Praymar Returns To Himself
“So, how ya feeling?” asked Arik of Praymar casually. “So this is a bit of a change for ya, isn’t it?”
With this casual and distinctly under-awed tone, the spell was broken, and Praymar’s awesome power vanished as quickly as it came, flickering away in every direction with blazes of green fire. Overcome by exhaustion he squeaked, “oh fuck”, as he collapsed at Arik’s feet in a dead faint. His awesome form dissipated and he returned to his normal diminutive albino self. Arik smiled. Not bad, he thought. Praymar flicked out is his little red forked tongue.
Arik called Star over and they carefully helped Praymar over to the curb and settled him against a wall next tot he peasant. Hermel came out from behind the barrel. He was aware that the entire incident with Praymar was due to a badly fumbled Illusion spell that spun wildly out of control, turned into a seething Phantasmal Force that latched onto Praymar and mystically unbound some ancient thing related to the odd little boy with the glowering red eyes, white hair, and forked tongue. The only difference between Praymar from before and now was the fact that he’d seemed to have grown a pair of relatively pronounced fangs. Other than that, he looked to have returned entirely back to his normal self.

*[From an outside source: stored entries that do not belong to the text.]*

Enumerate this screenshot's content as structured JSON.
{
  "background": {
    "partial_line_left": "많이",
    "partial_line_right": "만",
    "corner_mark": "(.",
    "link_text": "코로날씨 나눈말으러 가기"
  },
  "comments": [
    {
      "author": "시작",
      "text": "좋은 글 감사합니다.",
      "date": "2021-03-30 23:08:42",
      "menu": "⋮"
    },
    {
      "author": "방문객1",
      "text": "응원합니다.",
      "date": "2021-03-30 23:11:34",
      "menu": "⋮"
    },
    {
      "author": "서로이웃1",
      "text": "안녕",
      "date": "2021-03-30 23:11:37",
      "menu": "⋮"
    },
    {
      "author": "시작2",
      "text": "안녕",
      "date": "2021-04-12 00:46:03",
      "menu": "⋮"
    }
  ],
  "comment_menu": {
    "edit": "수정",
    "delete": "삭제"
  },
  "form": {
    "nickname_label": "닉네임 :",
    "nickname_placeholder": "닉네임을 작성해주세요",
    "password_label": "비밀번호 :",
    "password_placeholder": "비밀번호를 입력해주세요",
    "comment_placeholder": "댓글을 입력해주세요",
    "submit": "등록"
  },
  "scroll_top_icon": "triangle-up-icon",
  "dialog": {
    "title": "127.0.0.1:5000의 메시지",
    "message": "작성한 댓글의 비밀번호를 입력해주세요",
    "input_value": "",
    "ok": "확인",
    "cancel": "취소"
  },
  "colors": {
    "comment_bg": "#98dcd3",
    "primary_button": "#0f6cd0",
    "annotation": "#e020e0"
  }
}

“Eh… I’m ok,” he squeaked as he opened his eyes. “What happened?” he asked.
“Well, I’m not sure,” answered Arik, “but I must say, you looked quite impressive there for a few minutes.”
“What? That doesn’t make sense. It’s stupid,” answered Praymar not being able to believe that he’d impressed anyone at any time. He had no recollection of what had happened at all.
“Sometimes things happen,” said Star, “and no one knows why or what, exactly. But in any case, you made the crowd go away. Look, they’re all gone. Good job,” said Star smiling at the bewildered albino boy.
“So, I guess we’re going to go to Five Crows Tavern without Barnstormer,” said Hermel.
“Technically,” said Arik, “I think we did his job for him tonight.”
“We should go back to the Constable’s office and see how he's doing,” said Hermel. “He ran off with the crowd, and I hope he's ok. Given the circumstances, maybe he will open Five Crows Tavern for us anyway. After all, he does owe us for stopping the riot,” he added with a slight grin.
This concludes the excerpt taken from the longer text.